Exposed
An ADHD Story
“Bruce, how much do you actually remember about all those weeks in hospital after the accident?”
Silence.
“Be honest, please.”
I’m too tired to bullshit.
Silent tears drip from my beard, puddling on the glass tabletop in Dr Mandy’s office.
Slowly.
“Not much. Just flashes. Sounds. Images. Touch. Pain mostly.”
It’s a relief to stop lying.
“I feel like I should remember things, the helicopter flight and waking up in ICU, but I don’t think I do. My mind fills in the gaps with stuff that isn’t even mine to remember. Burnt hair. Charred skin. Old trauma cases bleeding in from my old life.”
“Any nightmares?”
“Fuck me, yes. Wet-the-bed-terrible night terrors, like when I was a kid.”
There it is again. The reek of burnt hair and wailing sirens.
Mandy looks at me. Interested. Almost concerned. Waiting for more.
“Everything seems so hard. I can’t think straight.”
“Bruce, I think your brain injury is much worse than the doctors in Melbourne initially thought.”
Peeling skin and scorched hands.
“I get lost on my way to the train station after work, wander round town trying to find my way home.”
“That must be frightening for you,” says Mandy, writing a few words in her black book. “There’s another thing, Bruce.”
I sit forward, right foot tapping out an impossible rhythm on the lino floor.
“Did you ever think about ADHD?”
“Don’t fucking start with that neurodivergent crap.”
Mandy nods.
“So, you have?”
“Is it a problem?”
Mandy smiles. “Not in itself. Might not have been a problem pre-injury. Could be now.”
I sit back. Rage rising.
“RTA. TBI. DAI. PTSD. I don’t need any more fucking labels, Mandy. I just want to go back to work.”
* * *
Like it or not, neurodivergence, and for that matter, brain injury, are all part of my story.
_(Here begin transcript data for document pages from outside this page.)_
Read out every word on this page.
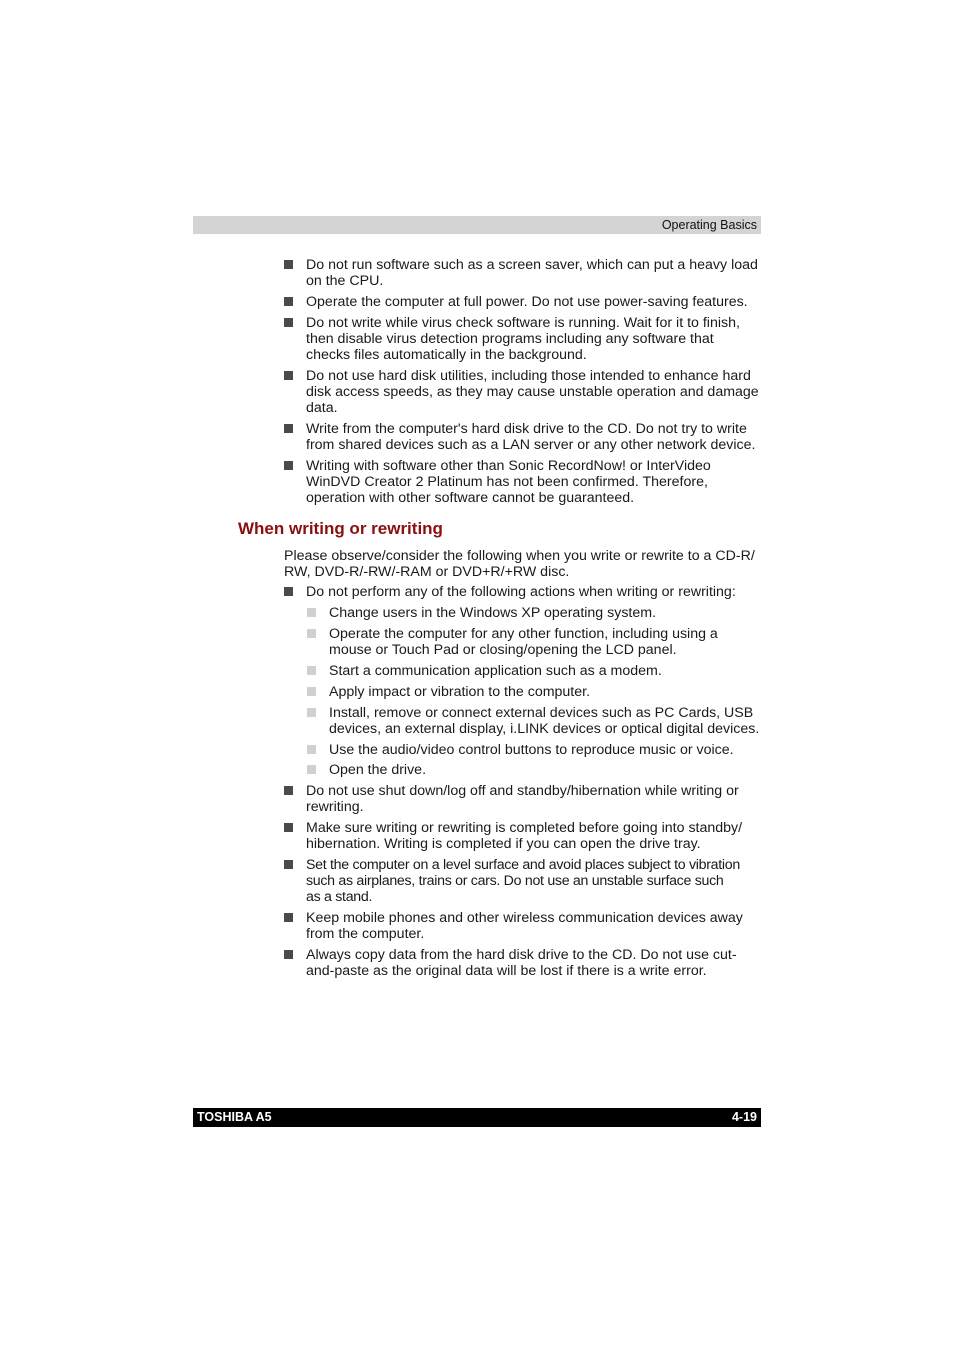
Operating Basics
Do not run software such as a screen saver, which can put a heavy load
on the CPU.
Operate the computer at full power. Do not use power-saving features.
Do not write while virus check software is running. Wait for it to finish,
then disable virus detection programs including any software that
checks files automatically in the background.
Do not use hard disk utilities, including those intended to enhance hard
disk access speeds, as they may cause unstable operation and damage
data.
Write from the computer's hard disk drive to the CD. Do not try to write
from shared devices such as a LAN server or any other network device.
Writing with software other than Sonic RecordNow! or InterVideo
WinDVD Creator 2 Platinum has not been confirmed. Therefore,
operation with other software cannot be guaranteed.
When writing or rewriting
Please observe/consider the following when you write or rewrite to a CD-R/
RW, DVD-R/-RW/-RAM or DVD+R/+RW disc.
Do not perform any of the following actions when writing or rewriting:
Change users in the Windows XP operating system.
Operate the computer for any other function, including using a
mouse or Touch Pad or closing/opening the LCD panel.
Start a communication application such as a modem.
Apply impact or vibration to the computer.
Install, remove or connect external devices such as PC Cards, USB
devices, an external display, i.LINK devices or optical digital devices.
Use the audio/video control buttons to reproduce music or voice.
Open the drive.
Do not use shut down/log off and standby/hibernation while writing or
rewriting.
Make sure writing or rewriting is completed before going into standby/
hibernation. Writing is completed if you can open the drive tray.
Set the computer on a level surface and avoid places subject to vibration
such as airplanes, trains or cars. Do not use an unstable surface such
as a stand.
Keep mobile phones and other wireless communication devices away
from the computer.
Always copy data from the hard disk drive to the CD. Do not use cut-
and-paste as the original data will be lost if there is a write error.
TOSHIBA A5	4-19
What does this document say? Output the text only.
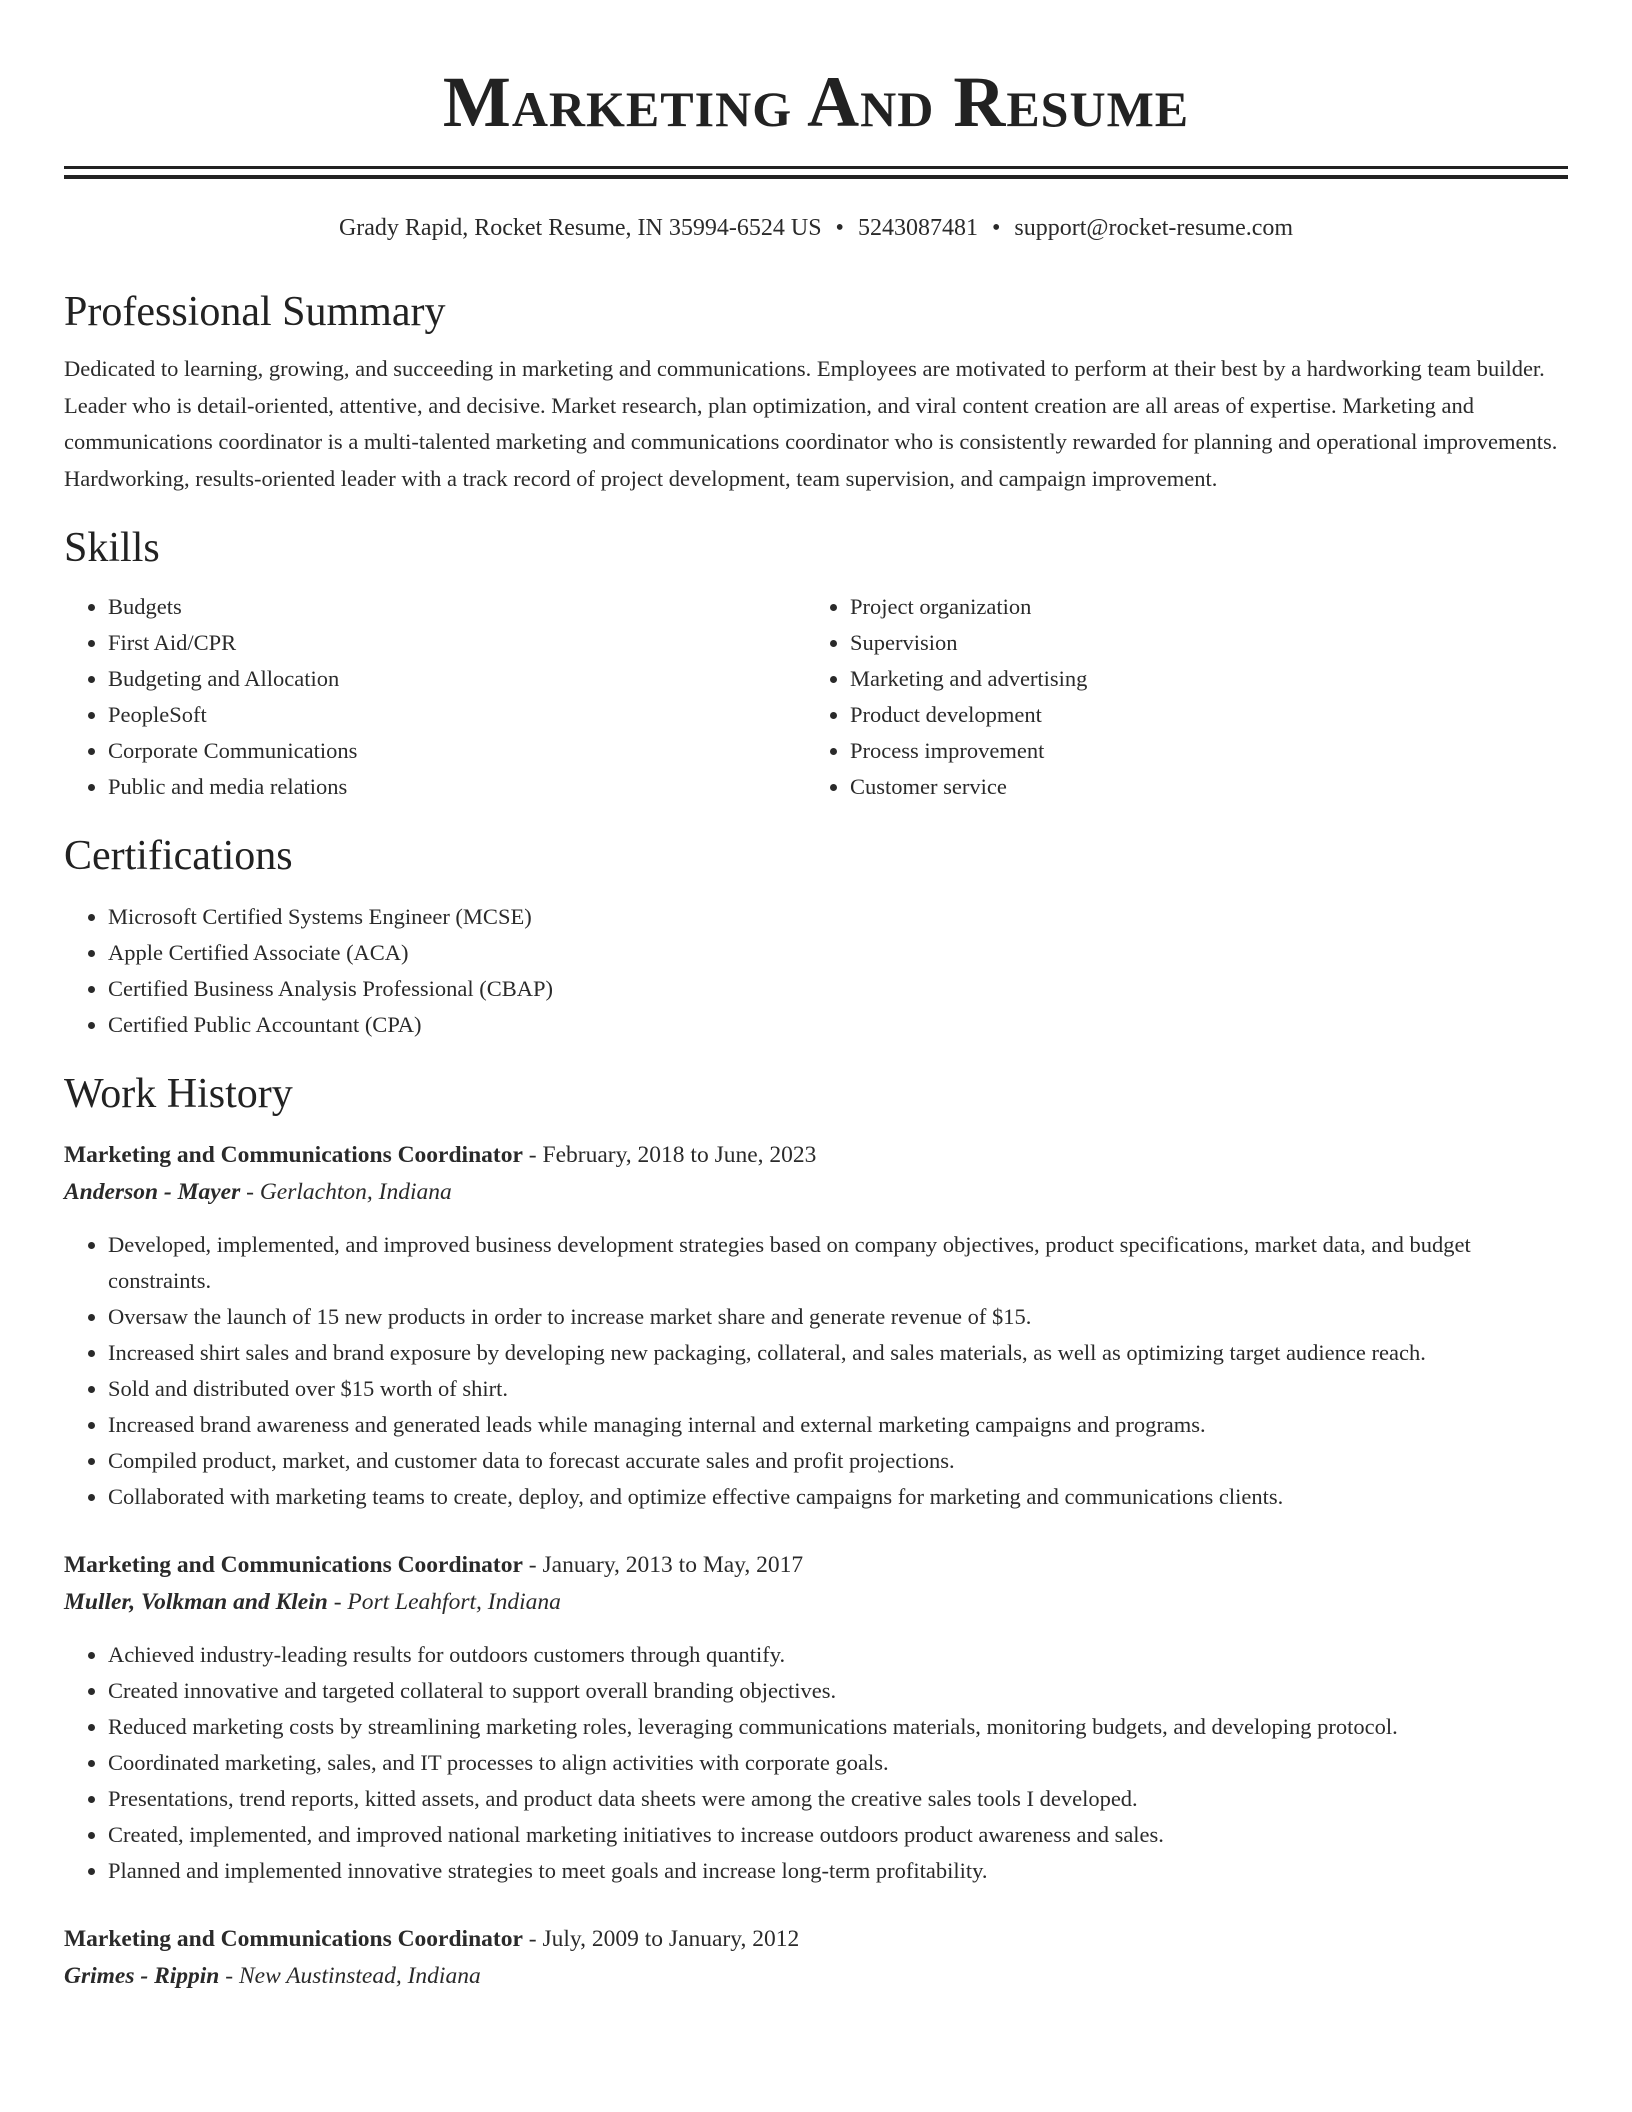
Marketing And Resume
Grady Rapid, Rocket Resume, IN 35994-6524 US • 5243087481 • support@rocket-resume.com
Professional Summary
Dedicated to learning, growing, and succeeding in marketing and communications. Employees are motivated to perform at their best by a hardworking team builder. Leader who is detail-oriented, attentive, and decisive. Market research, plan optimization, and viral content creation are all areas of expertise. Marketing and communications coordinator is a multi-talented marketing and communications coordinator who is consistently rewarded for planning and operational improvements. Hardworking, results-oriented leader with a track record of project development, team supervision, and campaign improvement.
Skills
• Budgets
• First Aid/CPR
• Budgeting and Allocation
• PeopleSoft
• Corporate Communications
• Public and media relations
• Project organization
• Supervision
• Marketing and advertising
• Product development
• Process improvement
• Customer service
Certifications
• Microsoft Certified Systems Engineer (MCSE)
• Apple Certified Associate (ACA)
• Certified Business Analysis Professional (CBAP)
• Certified Public Accountant (CPA)
Work History
Marketing and Communications Coordinator - February, 2018 to June, 2023
Anderson - Mayer - Gerlachton, Indiana
• Developed, implemented, and improved business development strategies based on company objectives, product specifications, market data, and budget constraints.
• Oversaw the launch of 15 new products in order to increase market share and generate revenue of $15.
• Increased shirt sales and brand exposure by developing new packaging, collateral, and sales materials, as well as optimizing target audience reach.
• Sold and distributed over $15 worth of shirt.
• Increased brand awareness and generated leads while managing internal and external marketing campaigns and programs.
• Compiled product, market, and customer data to forecast accurate sales and profit projections.
• Collaborated with marketing teams to create, deploy, and optimize effective campaigns for marketing and communications clients.
Marketing and Communications Coordinator - January, 2013 to May, 2017
Muller, Volkman and Klein - Port Leahfort, Indiana
• Achieved industry-leading results for outdoors customers through quantify.
• Created innovative and targeted collateral to support overall branding objectives.
• Reduced marketing costs by streamlining marketing roles, leveraging communications materials, monitoring budgets, and developing protocol.
• Coordinated marketing, sales, and IT processes to align activities with corporate goals.
• Presentations, trend reports, kitted assets, and product data sheets were among the creative sales tools I developed.
• Created, implemented, and improved national marketing initiatives to increase outdoors product awareness and sales.
• Planned and implemented innovative strategies to meet goals and increase long-term profitability.
Marketing and Communications Coordinator - July, 2009 to January, 2012
Grimes - Rippin - New Austinstead, Indiana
I think of ADHD like being seven feet tall. On a basketball court, it’s a huge asset. On a long-haul economy flight, it’s a nightmare.
Before my accident, a 90-hour working week plus 300 km on my bike was normal. Fatigue wasn’t in my dictionary. Neither was empathy, except on special occasions.
In ICU, ADHD was a superpower: a ward of critically ill patients, a waiting room of grieving relatives, and a mind that moved between the two without spending any emotional cash.
DonateLife needed my creative energy and left-field vision: I empowered others to run the routine business while I commissioned sculptures and facilitated new centres for organ donation. All those routines contained my chaotic, tangential predilections.
The brain injury broke the containment and the structure that had made ADHD an asset. The same restless, associative mind that found connections across patients’ problems now can’t hold one thought still long enough to let anyone else finish their sentence. Creativity and curiosity, the traits that made me good in a crisis, are now exhausting bedfellows.
Most disturbing of all is the connection I now feel with others’ pain and suffering. Vivid tragedies and trauma resurfacing in my writing.
“I am not sure who I am anymore,” I confess.
Mandy smiles.
“I don’t think that you’ve changed, Bruce. The accident has just exposed who you really are.”